A follow-up on this old question.
If you've got ridiculous amounts of energy to play with, and not much reaction mass, a photon rocket is the way to go for moving your spaceship--it gives you the best possible power-to-thrust ratio.
Based on the comments section, this apparently needs some proof, so:
The relativistic energy equation is $E^2 = E_K^2 + E_M^2 = (pc)^2 + (m_0c^2)^2$ Note that, for a fixed fungible energy budget, the more energy we lock up in mass, the less there is to allocate to the kinetic energy/momentum term. Thus, the maximum amount of momentum per unit energy, and therefore the maximum thrust per unit power, is obtained when mass goes to zero, as we are left with the luxon energy-momentum relation, $E = pc$, or $p = E/c$, and the corresponding power-thrust relation, $P = Tc$. We only use rockets that throw mass out the back because we don't have a fungible energy budget--the mass-energy of, e.g., liquid hydrogen fuel isn't something that we can easily turn into photons. If it were, it would produce more thrust! So if you have a ton of energy and not much reaction mass, it is always a losing proposition to try turning that energy back into mass.

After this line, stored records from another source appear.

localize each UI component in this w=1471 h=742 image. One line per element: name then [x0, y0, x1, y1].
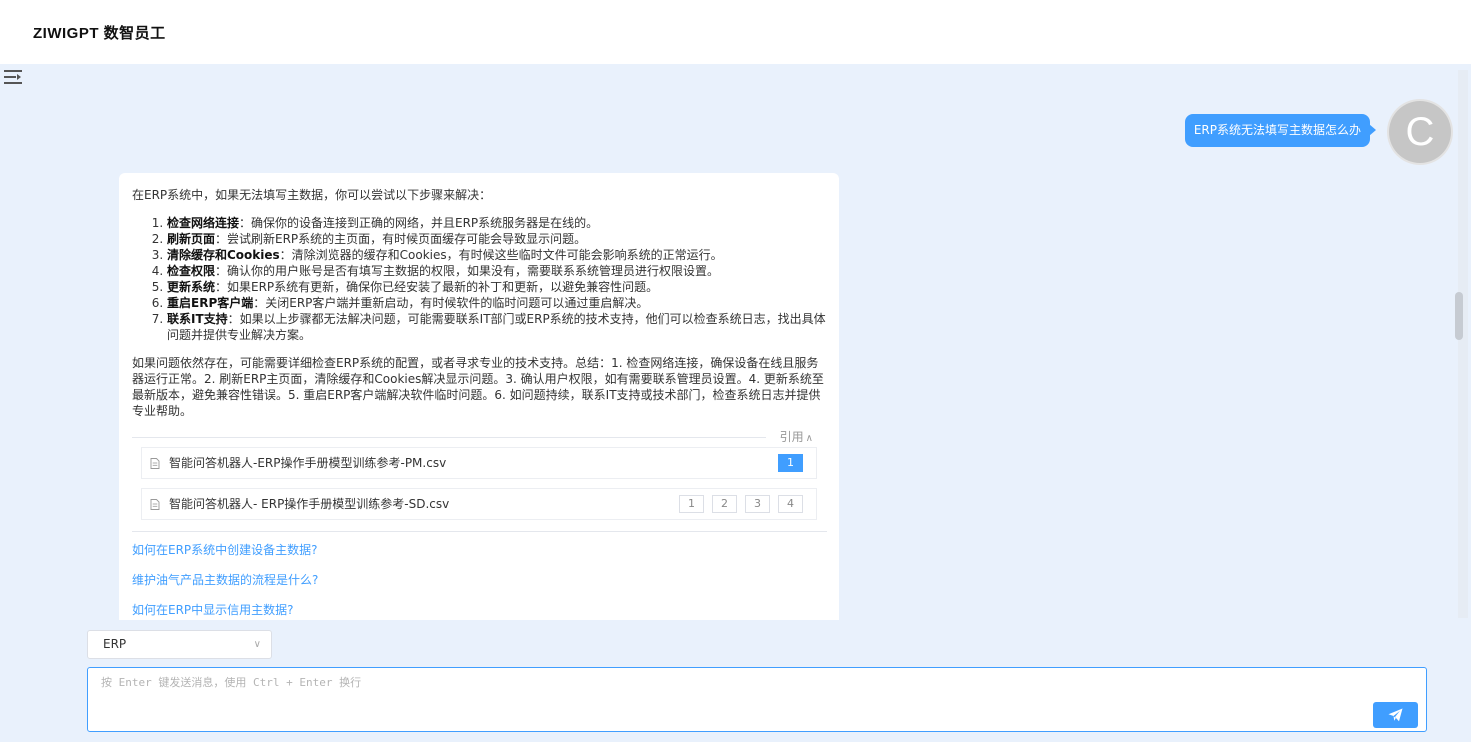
step-text: ：如果ERP系统有更新，确保你已经安装了最新的补丁和更新，以避免兼容性问题。	[215, 280, 659, 294]
citation-file-name: 智能问答机器人- ERP操作手册模型训练参考-SD.csv	[169, 497, 450, 511]
step-item: 联系IT支持：如果以上步骤都无法解决问题，可能需要联系IT部门或ERP系统的技术…	[167, 311, 826, 343]
steps-list: 检查网络连接：确保你的设备连接到正确的网络，并且ERP系统服务器是在线的。 刷新…	[132, 215, 826, 343]
suggested-question-link[interactable]: 维护油气产品主数据的流程是什么?	[132, 572, 826, 588]
document-icon	[150, 499, 160, 510]
step-title: 清除缓存和Cookies	[167, 248, 280, 262]
reply-summary: 如果问题依然存在，可能需要详细检查ERP系统的配置，或者寻求专业的技术支持。总结…	[132, 356, 824, 418]
top-bar: ZIWIGPT 数智员工	[0, 0, 1471, 64]
citations-divider	[132, 437, 766, 438]
citations-toggle[interactable]: 引用 ∧	[780, 429, 813, 447]
step-item: 刷新页面：尝试刷新ERP系统的主页面，有时候页面缓存可能会导致显示问题。	[167, 231, 826, 247]
model-select-value: ERP	[103, 637, 127, 651]
chevron-down-icon: ∨	[253, 639, 261, 650]
model-select[interactable]: ERP ∨	[87, 630, 272, 659]
step-text: ：确保你的设备连接到正确的网络，并且ERP系统服务器是在线的。	[239, 216, 599, 230]
reply-intro: 在ERP系统中，如果无法填写主数据，你可以尝试以下步骤来解决：	[132, 188, 492, 202]
chat-area[interactable]: ERP系统无法填写主数据怎么办 C 在ERP系统中，如果无法填写主数据，你可以尝…	[0, 64, 1458, 620]
scrollbar-thumb[interactable]	[1455, 292, 1463, 340]
step-item: 重启ERP客户端：关闭ERP客户端并重新启动，有时候软件的临时问题可以通过重启解…	[167, 295, 826, 311]
page-chip[interactable]: 2	[712, 495, 737, 513]
suggested-question-link[interactable]: 如何在ERP系统中创建设备主数据?	[132, 542, 826, 558]
step-title: 刷新页面	[167, 232, 216, 246]
citation-item[interactable]: 智能问答机器人- ERP操作手册模型训练参考-SD.csv 1 2 3 4	[141, 488, 817, 520]
brand-title: ZIWIGPT 数智员工	[33, 25, 166, 42]
message-input[interactable]	[88, 668, 1358, 728]
bot-reply-card: 在ERP系统中，如果无法填写主数据，你可以尝试以下步骤来解决： 检查网络连接：确…	[119, 173, 839, 620]
message-input-box[interactable]	[87, 667, 1427, 732]
step-text: ：如果以上步骤都无法解决问题，可能需要联系IT部门或ERP系统的技术支持，他们可…	[167, 312, 826, 342]
step-text: ：关闭ERP客户端并重新启动，有时候软件的临时问题可以通过重启解决。	[253, 296, 649, 310]
document-icon	[150, 458, 160, 469]
citation-item[interactable]: 智能问答机器人-ERP操作手册模型训练参考-PM.csv 1	[141, 447, 817, 479]
citations-label: 引用	[779, 430, 804, 444]
step-text: ：尝试刷新ERP系统的主页面，有时候页面缓存可能会导致显示问题。	[215, 232, 587, 246]
suggested-questions: 如何在ERP系统中创建设备主数据? 维护油气产品主数据的流程是什么? 如何在ER…	[132, 542, 826, 618]
step-item: 清除缓存和Cookies：清除浏览器的缓存和Cookies，有时候这些临时文件可…	[167, 247, 826, 263]
step-title: 检查权限	[167, 264, 216, 278]
step-title: 检查网络连接	[167, 216, 240, 230]
avatar: C	[1389, 101, 1451, 163]
page-chip[interactable]: 4	[778, 495, 803, 513]
step-title: 更新系统	[167, 280, 216, 294]
citation-pages: 1 2 3 4	[679, 495, 803, 513]
citation-file-name: 智能问答机器人-ERP操作手册模型训练参考-PM.csv	[169, 456, 447, 470]
step-title: 重启ERP客户端	[167, 296, 254, 310]
citations-header: 引用 ∧	[132, 428, 826, 446]
suggested-question-link[interactable]: 如何在ERP中显示信用主数据?	[132, 602, 826, 618]
user-message-bubble: ERP系统无法填写主数据怎么办	[1184, 114, 1377, 147]
send-icon	[1388, 708, 1403, 722]
page-chip[interactable]: 1	[778, 454, 803, 472]
divider	[132, 531, 827, 532]
step-item: 更新系统：如果ERP系统有更新，确保你已经安装了最新的补丁和更新，以避免兼容性问…	[167, 279, 826, 295]
page-chip[interactable]: 3	[745, 495, 770, 513]
citation-pages: 1	[778, 454, 803, 472]
step-title: 联系IT支持	[167, 312, 228, 326]
send-button[interactable]	[1373, 702, 1418, 728]
chevron-up-icon: ∧	[805, 433, 813, 444]
step-item: 检查网络连接：确保你的设备连接到正确的网络，并且ERP系统服务器是在线的。	[167, 215, 826, 231]
step-item: 检查权限：确认你的用户账号是否有填写主数据的权限，如果没有，需要联系系统管理员进…	[167, 263, 826, 279]
page-chip[interactable]: 1	[679, 495, 704, 513]
scrollbar-track[interactable]	[1458, 70, 1468, 618]
step-text: ：确认你的用户账号是否有填写主数据的权限，如果没有，需要联系系统管理员进行权限设…	[215, 264, 720, 278]
step-text: ：清除浏览器的缓存和Cookies，有时候这些临时文件可能会影响系统的正常运行。	[279, 248, 723, 262]
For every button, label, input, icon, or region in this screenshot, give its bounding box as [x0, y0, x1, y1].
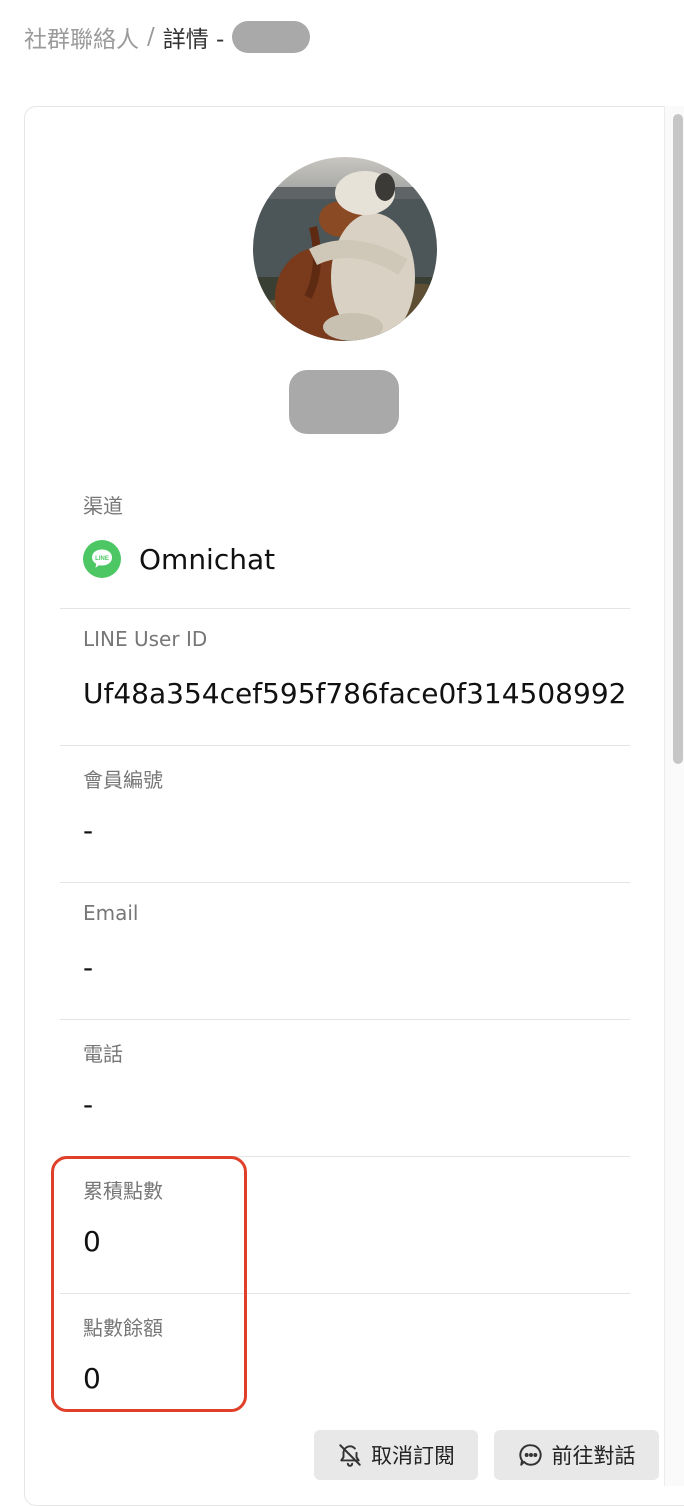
field-points-balance-label: 點數餘額 — [83, 1316, 163, 1340]
scrollbar[interactable] — [664, 106, 684, 1486]
field-accumulated-points-label: 累積點數 — [83, 1179, 163, 1203]
field-member-number: 會員編號 - — [60, 746, 630, 883]
field-channel: 渠道 LINE Omnichat — [60, 472, 630, 609]
field-channel-value-row: LINE Omnichat — [83, 540, 275, 578]
avatar — [253, 157, 437, 341]
breadcrumb-current: 詳情 - — [162, 27, 225, 53]
field-line-user-id: LINE User ID Uf48a354cef595f786face0f314… — [60, 609, 630, 746]
field-member-number-value: - — [83, 814, 94, 847]
field-email-label: Email — [83, 901, 139, 925]
field-email-value: - — [83, 951, 94, 984]
go-to-chat-button[interactable]: 前往對話 — [494, 1430, 659, 1480]
redacted-display-name — [289, 370, 399, 434]
field-accumulated-points-value: 0 — [83, 1225, 101, 1258]
field-phone-value: - — [83, 1088, 94, 1121]
bell-off-icon — [339, 1444, 361, 1467]
field-line-user-id-value: Uf48a354cef595f786face0f314508992 — [83, 677, 627, 710]
field-email: Email - — [60, 883, 630, 1020]
unsubscribe-button[interactable]: 取消訂閱 — [314, 1430, 478, 1480]
breadcrumb: 社群聯絡人 / 詳情 - — [24, 20, 311, 54]
scrollbar-thumb[interactable] — [673, 114, 683, 764]
breadcrumb-parent-link[interactable]: 社群聯絡人 — [24, 20, 139, 54]
line-icon-text: LINE — [95, 556, 109, 562]
field-phone: 電話 - — [60, 1020, 630, 1157]
field-channel-label: 渠道 — [83, 494, 123, 518]
field-member-number-label: 會員編號 — [83, 768, 163, 792]
field-channel-value: Omnichat — [139, 542, 276, 576]
chat-bubble-icon — [518, 1444, 542, 1466]
field-points-balance-value: 0 — [83, 1362, 101, 1395]
breadcrumb-separator: / — [147, 24, 155, 50]
unsubscribe-button-label: 取消訂閱 — [371, 1444, 455, 1468]
field-points-balance: 點數餘額 0 — [60, 1294, 630, 1431]
field-line-user-id-label: LINE User ID — [83, 627, 208, 651]
line-icon: LINE — [83, 540, 121, 578]
redacted-name-blur — [232, 21, 311, 53]
field-phone-label: 電話 — [83, 1042, 123, 1066]
field-accumulated-points: 累積點數 0 — [60, 1157, 630, 1294]
go-to-chat-button-label: 前往對話 — [551, 1444, 636, 1468]
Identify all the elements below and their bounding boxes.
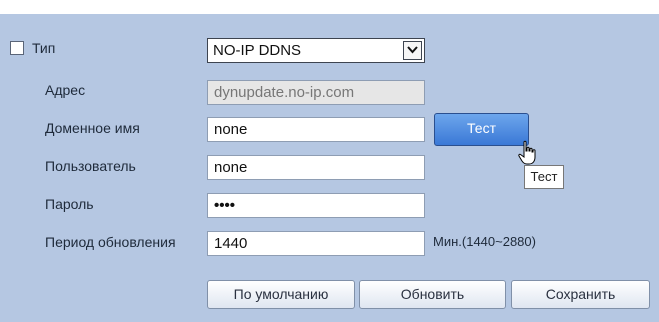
chevron-down-icon[interactable] (403, 41, 422, 60)
address-field[interactable] (207, 80, 425, 105)
refresh-button[interactable]: Обновить (359, 280, 506, 309)
period-unit: Мин.(1440~2880) (433, 234, 536, 249)
user-label: Пользователь (45, 158, 136, 174)
address-label: Адрес (45, 82, 86, 98)
domain-field[interactable] (207, 117, 425, 142)
domain-label: Доменное имя (45, 120, 140, 136)
type-select[interactable]: NO-IP DDNS (207, 38, 425, 63)
default-button[interactable]: По умолчанию (207, 280, 355, 309)
test-button[interactable]: Тест (434, 113, 529, 146)
type-select-value: NO-IP DDNS (213, 42, 302, 59)
save-button[interactable]: Сохранить (511, 280, 650, 309)
hand-pointer-icon (518, 140, 536, 165)
period-field[interactable] (207, 231, 425, 256)
test-tooltip: Тест (524, 165, 564, 189)
password-label: Пароль (45, 196, 94, 212)
ddns-enable-checkbox[interactable] (10, 41, 24, 55)
user-field[interactable] (207, 155, 425, 180)
period-label: Период обновления (45, 234, 176, 250)
type-label: Тип (32, 40, 56, 56)
password-field[interactable] (207, 193, 425, 218)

But, there's a problem: when all of the energy in your exhaust is kinetic energy rather than mass energy, it becomes much more noticeable! To merely suspend 1 kg of mass against gravity at the surface of the Earth, you have to provide 9.8 newtons of thrust--which corresponds to 9.8 newtons * 299,792,458 m/s = ~2.938 gigawatts of radiative energy. That's one frickin' powerful flashlight, just to suspend one kilogram. Actually accelerating upward, or suspending a ship weight many thousands of kilograms, requires proportionately more power, and exawatt flashlights tend to turn anything behind them into rapidly expanding plasma. If you want to launch from a planet... or just be in a solar system where you might at some point accidentally point your engine towards a planet... that's inconvenient, to say the least. Fortunately, it turns out photons aren't uniquely special--any luxon will do, as they all have the same energy-momentum relation! Including, for example, gravitons. So, if we have a magical means of producing high-power, collimated gravitational waves, they'll produce exactly the same amount of thrust, and interact with matter much less strongly, so we don't vaporize the spaceport when we take off!
Or... do we? Gravitational waves still do interact with matter a bit, so some energy will be transferred into the ground, and the rest of the Earth, if we fire a gravitational wave beam into it. Which raises the question: just how powerful can we make our graviton rocket before it becomes dangerous?